Утром, по пути к умывальнику, она сделала крюк и заглянула в их с Костей почтовый ящик. Сегодня там лежала морковка с тремя отростками, у которой Костина рука перочинным ножом вырезала умильную мордочку. Катя захихикали, чувствуя, что такое приветствие куда замечательнее любого «доброго утра». Сразу после завтрака она, не в силах дождаться обеденного перерыва, села на велик и покатила на рынок, в автомастерскую, пожелать ответного доброго утра. Старый расхлябанный велосипед, несмотря на Костины самоотверженные попытки, трещал и скрипел. Бросив его у металлических ворот ангара, она осторожно заглянула внутрь – разведать обстановку.

Сначала ей показалось, что в мастерской никого нет. Жаркий воздух от нагретой железной крыши, легкий ветерок метет по пыльному полу.

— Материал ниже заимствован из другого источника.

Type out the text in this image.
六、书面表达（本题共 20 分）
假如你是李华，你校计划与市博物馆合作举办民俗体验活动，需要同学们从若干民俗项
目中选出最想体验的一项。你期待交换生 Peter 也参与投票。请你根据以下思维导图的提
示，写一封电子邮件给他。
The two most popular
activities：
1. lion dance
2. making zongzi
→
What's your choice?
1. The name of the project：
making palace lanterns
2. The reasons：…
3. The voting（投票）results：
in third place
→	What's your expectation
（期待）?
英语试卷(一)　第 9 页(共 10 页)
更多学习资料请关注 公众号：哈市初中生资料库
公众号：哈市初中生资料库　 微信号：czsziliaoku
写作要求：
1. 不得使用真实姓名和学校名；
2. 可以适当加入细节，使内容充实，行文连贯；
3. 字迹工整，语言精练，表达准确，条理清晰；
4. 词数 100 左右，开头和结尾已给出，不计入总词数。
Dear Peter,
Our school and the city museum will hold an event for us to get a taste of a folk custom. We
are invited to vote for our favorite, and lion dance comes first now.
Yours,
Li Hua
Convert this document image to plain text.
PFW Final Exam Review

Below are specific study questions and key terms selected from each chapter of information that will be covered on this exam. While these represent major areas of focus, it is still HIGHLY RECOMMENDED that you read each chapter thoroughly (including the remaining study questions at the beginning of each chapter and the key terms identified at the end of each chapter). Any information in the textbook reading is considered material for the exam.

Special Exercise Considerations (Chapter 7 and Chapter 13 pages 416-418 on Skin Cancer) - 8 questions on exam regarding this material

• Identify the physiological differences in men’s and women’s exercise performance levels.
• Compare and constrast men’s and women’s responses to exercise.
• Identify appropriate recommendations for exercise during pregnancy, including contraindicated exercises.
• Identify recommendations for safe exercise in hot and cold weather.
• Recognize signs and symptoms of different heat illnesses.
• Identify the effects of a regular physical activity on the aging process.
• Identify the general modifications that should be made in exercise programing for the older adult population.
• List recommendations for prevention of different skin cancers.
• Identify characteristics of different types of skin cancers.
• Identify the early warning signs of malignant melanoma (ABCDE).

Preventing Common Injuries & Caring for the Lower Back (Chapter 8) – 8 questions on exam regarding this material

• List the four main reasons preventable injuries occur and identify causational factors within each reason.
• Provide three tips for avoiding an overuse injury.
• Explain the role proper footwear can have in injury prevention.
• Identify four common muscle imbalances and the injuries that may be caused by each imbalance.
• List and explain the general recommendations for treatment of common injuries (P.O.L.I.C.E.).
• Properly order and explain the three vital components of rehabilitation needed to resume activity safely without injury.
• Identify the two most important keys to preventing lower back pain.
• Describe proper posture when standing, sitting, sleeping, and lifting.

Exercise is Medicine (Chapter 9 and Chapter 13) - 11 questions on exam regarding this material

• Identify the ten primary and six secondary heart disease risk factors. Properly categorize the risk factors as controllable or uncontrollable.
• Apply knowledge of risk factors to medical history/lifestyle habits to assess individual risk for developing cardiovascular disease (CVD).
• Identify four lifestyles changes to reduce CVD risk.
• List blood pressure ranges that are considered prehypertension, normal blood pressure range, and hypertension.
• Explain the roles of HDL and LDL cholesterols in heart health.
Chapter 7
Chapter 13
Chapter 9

Прямо у входа мотоцикл – собираемый Костей в свободное время, постепенно, из разных деталей, еще не полностью готов, но уже не похож ни на один заводской. Тут до девушки донеслись голоса: Костины и еще чьи-то ноги торчали из-под облупленного, с гнутым крылом и проржавевшим бампером желтого «москвича». Катя поозиралась по сторонам, чтобы не напороться на хозяина мастерской, и подошла ближе, слушая Костин баритон, отдающий эхом под днищем.